Des parents se demandent-ils ce qu’il y a de mieux pour leurs enfants ? Ce qu’il y a de mieux, c’est sûrement de suivre sa propre vocation, ce que Dieu a disposé pour chacun. Voilà le secret pour être heureux sur terre et arriver au Ciel, où nous attend une félicité sans limite et sans fin. Cependant, la chasteté dans le célibat par amour de Dieu est la vocation la plus grande de toutes : « L’Église, pendant toute son histoire, a toujours défendu la supériorité de ce charisme — celui de la virginité ou du célibat — face à celui du mariage, en raison du lien singulier qu’il a avec le Royaume de Dieu.13 » Que de vocations à un don de soi plénier à Dieu n’a-t-il pas concédé à des enfants à cause de la générosité et de la demande de leurs parents ! Qui plus est, le Seigneur se sert de ceux-ci pour créer un climat approprié où puisse naître et se développer la semence de la vocation. « Les époux chrétiens, affirme le Concile Vatican II, sont l’un pour l’autre, pour leurs enfants et les autres membres de leur famille les coopérateurs de la grâce et les témoins de la foi.
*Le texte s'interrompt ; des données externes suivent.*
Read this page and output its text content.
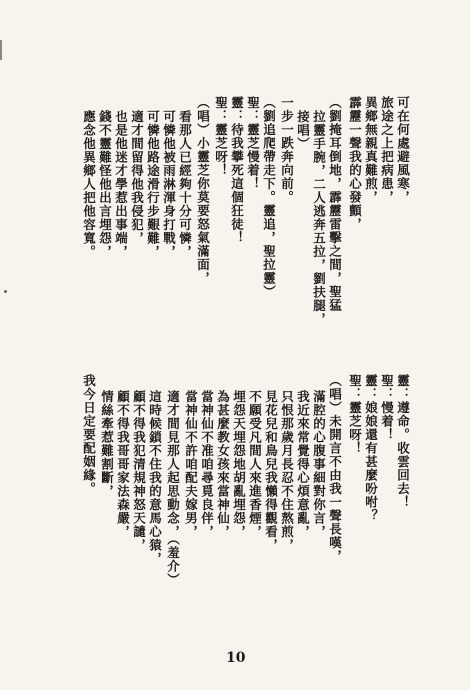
可在何處避風寒，
旅途之上把病患，
異鄉無親真難煎，
霹靂一聲我的心發顫，
（劉掩耳倒地，霹靂雷擊之間，聖猛
拉靈手腕，二人逃奔五拉，劉扶腿，
接唱）
一步一跌奔向前。
（劉追爬帶走下。靈追，聖拉靈）
聖：靈芝慢着！
靈：待我攀死這個狂徒！
聖：靈芝呀！
（唱）小靈芝你莫要怒氣滿面，
看那人已經夠十分可憐，
可憐他被雨淋渾身打戰，
可憐他路途滑行步艱難，
適才間留得他我侵犯，
也是他迷才學惹出事端，
錢不靈難怪他出言埋怨，
應念他異鄉人把他容寬。
靈：遵命。收雲回去！
聖：慢着！
靈：娘娘還有甚麼吩咐？
聖：靈芝呀！
（唱）未開言不由我一聲長嘆，
滿腔的心腹事細對你言，
我近來常覺得心煩意亂，
只恨那歲月長忍不住熬煎，
見花兒和鳥兒我懶得觀看，
不願受凡間人來進香煙，
埋怨天埋怨地胡亂埋怨，
為甚麼教女孩來當神仙，
當神仙不准咱尋覓良伴，
當神仙不許咱配夫嫁男，
適才間見那人起思動念，（羞介）
這時候鎖不住我的意馬心猿，
顧不得我犯清規神怒天譴，
顧不得我哥哥家法森嚴，
情絲牽惹難割斷，
我今日定要配姻緣。
10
Ils sont les premiers à transmettre la foi à leurs enfants et à en être auprès d’eux les éducateurs. Ils les forment par la parole et l’exemple à une vie chrétienne et apostolique ; ils les aident avec sagesse dans le choix de leur vocation, et favorisent de leurs mieux une vocation sacrée s’ils la découvrent en eux.14 » Ils ne peuvent pas aller plus loin, car il ne leur revient pas de discerner si les enfants ont ou non la vocation ; eux, ils forment leur conscience et les aident à découvrir leur chemin, sans forcer leur volonté.
Une vocation au milieu de la famille c’est une marque de confiance et une prédilection toute spéciale du Seigneur. C’est un privilège qu’il faut protéger, surtout par la prière, comme un trésor. Dieu bénit le lieu où est née une vocation fidèle : « ce n’est pas un sacrifice que de donner ses enfants au service de Dieu ; c’est un honneur et une joie ! 15 »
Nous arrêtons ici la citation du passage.